Moments like this are peppered throughout the entirety of the game and when we take into account the game’s insta-death feature, it can make for a very bitter end to each run. Picture Splinter (TMNT) stick-slamming you for no reason whatsoever other than playing the game as intended. Still, when all is said and done, the game’s cheap cost is worth the investment if you’re looking for something to fill the time whilst you wait for something bigger and better to install. The Videokid is indeed fun in small doses, but that’s as far as the fun will stretch. It’s a game of reflex, endurance and skill, nothing more and nothing less, and on that note, it’s been well developed and well designed to encourage repeat attempts.
The game sports a voxel design, not too dissimilar to the likes of I Hate Running Backwards. There’s roughly two-three hours of content to soak up before you’ve gained enough to buy everything on offer, which sits nicely inline with the price tag. Hell, even for the sake of just seeing every reference from my childhood squeezed into one game is worth the price of admission alone.

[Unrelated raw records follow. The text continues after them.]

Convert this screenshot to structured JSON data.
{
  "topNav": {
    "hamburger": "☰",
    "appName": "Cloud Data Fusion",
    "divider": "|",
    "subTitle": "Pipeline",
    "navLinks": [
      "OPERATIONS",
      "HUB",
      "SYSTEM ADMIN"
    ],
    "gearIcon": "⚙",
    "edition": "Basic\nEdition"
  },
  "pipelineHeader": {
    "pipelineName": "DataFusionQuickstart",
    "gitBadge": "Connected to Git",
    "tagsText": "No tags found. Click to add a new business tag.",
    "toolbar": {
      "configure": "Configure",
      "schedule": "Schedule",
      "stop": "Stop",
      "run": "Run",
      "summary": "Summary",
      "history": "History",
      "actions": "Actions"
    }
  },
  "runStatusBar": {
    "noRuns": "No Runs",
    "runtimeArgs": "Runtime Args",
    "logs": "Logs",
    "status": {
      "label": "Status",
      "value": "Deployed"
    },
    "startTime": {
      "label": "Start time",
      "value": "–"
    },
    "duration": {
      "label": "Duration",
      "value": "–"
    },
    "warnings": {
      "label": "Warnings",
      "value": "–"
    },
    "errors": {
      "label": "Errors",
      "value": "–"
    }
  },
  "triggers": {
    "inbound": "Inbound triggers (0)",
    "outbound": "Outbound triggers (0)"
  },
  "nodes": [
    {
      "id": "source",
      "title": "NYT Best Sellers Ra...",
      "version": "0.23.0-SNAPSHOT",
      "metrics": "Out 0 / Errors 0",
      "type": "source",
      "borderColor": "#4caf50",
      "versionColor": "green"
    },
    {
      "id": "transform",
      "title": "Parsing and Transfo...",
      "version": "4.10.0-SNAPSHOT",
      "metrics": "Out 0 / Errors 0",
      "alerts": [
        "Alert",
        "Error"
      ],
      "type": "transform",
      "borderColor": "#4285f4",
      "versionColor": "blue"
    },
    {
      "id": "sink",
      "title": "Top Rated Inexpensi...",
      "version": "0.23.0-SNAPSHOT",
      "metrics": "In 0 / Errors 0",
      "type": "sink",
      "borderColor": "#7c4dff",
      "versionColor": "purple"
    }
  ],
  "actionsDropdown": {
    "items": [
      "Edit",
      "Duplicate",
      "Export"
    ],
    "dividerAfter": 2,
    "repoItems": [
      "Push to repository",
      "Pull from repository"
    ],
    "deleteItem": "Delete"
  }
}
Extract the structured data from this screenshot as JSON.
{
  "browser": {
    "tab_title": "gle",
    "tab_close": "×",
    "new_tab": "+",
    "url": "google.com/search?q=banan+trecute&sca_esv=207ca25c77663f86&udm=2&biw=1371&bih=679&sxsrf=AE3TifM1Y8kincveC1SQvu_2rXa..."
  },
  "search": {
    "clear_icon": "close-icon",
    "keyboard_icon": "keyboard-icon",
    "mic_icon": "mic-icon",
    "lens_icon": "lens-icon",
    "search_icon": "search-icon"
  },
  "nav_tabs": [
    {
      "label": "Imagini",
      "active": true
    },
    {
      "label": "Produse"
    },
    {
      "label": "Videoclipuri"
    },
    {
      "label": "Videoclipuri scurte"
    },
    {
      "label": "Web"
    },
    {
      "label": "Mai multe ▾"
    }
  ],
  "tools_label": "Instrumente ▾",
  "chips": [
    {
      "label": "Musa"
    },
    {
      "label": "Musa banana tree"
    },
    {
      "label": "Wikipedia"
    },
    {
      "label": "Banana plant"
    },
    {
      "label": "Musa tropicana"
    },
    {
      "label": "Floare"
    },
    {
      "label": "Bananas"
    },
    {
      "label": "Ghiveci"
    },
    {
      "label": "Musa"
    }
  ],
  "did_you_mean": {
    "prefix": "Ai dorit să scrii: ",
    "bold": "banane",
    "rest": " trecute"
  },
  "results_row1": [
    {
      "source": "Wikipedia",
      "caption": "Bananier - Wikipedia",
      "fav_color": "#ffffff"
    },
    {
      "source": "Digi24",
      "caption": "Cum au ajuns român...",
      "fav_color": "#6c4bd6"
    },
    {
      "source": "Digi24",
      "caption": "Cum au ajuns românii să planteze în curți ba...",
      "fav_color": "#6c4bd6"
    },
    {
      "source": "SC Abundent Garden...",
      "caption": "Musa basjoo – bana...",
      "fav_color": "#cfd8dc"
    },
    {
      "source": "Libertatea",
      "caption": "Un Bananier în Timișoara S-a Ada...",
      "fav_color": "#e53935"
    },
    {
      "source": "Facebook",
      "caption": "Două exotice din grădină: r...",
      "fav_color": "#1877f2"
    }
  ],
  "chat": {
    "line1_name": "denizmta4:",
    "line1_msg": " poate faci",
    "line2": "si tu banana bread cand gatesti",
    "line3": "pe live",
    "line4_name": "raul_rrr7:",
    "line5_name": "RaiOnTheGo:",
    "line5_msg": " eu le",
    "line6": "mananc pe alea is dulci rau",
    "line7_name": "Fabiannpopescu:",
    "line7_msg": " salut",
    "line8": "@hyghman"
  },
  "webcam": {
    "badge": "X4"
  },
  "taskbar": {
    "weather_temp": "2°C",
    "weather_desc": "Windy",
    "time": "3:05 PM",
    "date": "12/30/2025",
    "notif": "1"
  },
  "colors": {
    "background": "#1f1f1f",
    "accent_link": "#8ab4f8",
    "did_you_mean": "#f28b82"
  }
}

I cant quite commend the soundtrack nor the audio cues, given that it began to annoy more than it did entice me, but it does the trick regardless and injects a degree of personality. The bottom line in all of this is that The Videokid achieves most of what it sets out to accomplish. If you’re a fan of 80s pop culture and enjoyed Paperboy, you’ll enjoy what’s on offer here.
The Videokid is a simple yet competent take on Paperboy’s core design, complete with shed loads of cameos and references from the 80s and early 90s. The gameplay loop can indeed become frustrating when errors occur outside of player control, grouped with its steep difficulty curve, but for the most part, this is a well developed experience that achieves much of what it sets out to accomplish.
This game was tested and reviewed on Xbox One. All of the opinions and insights here are subject to that version.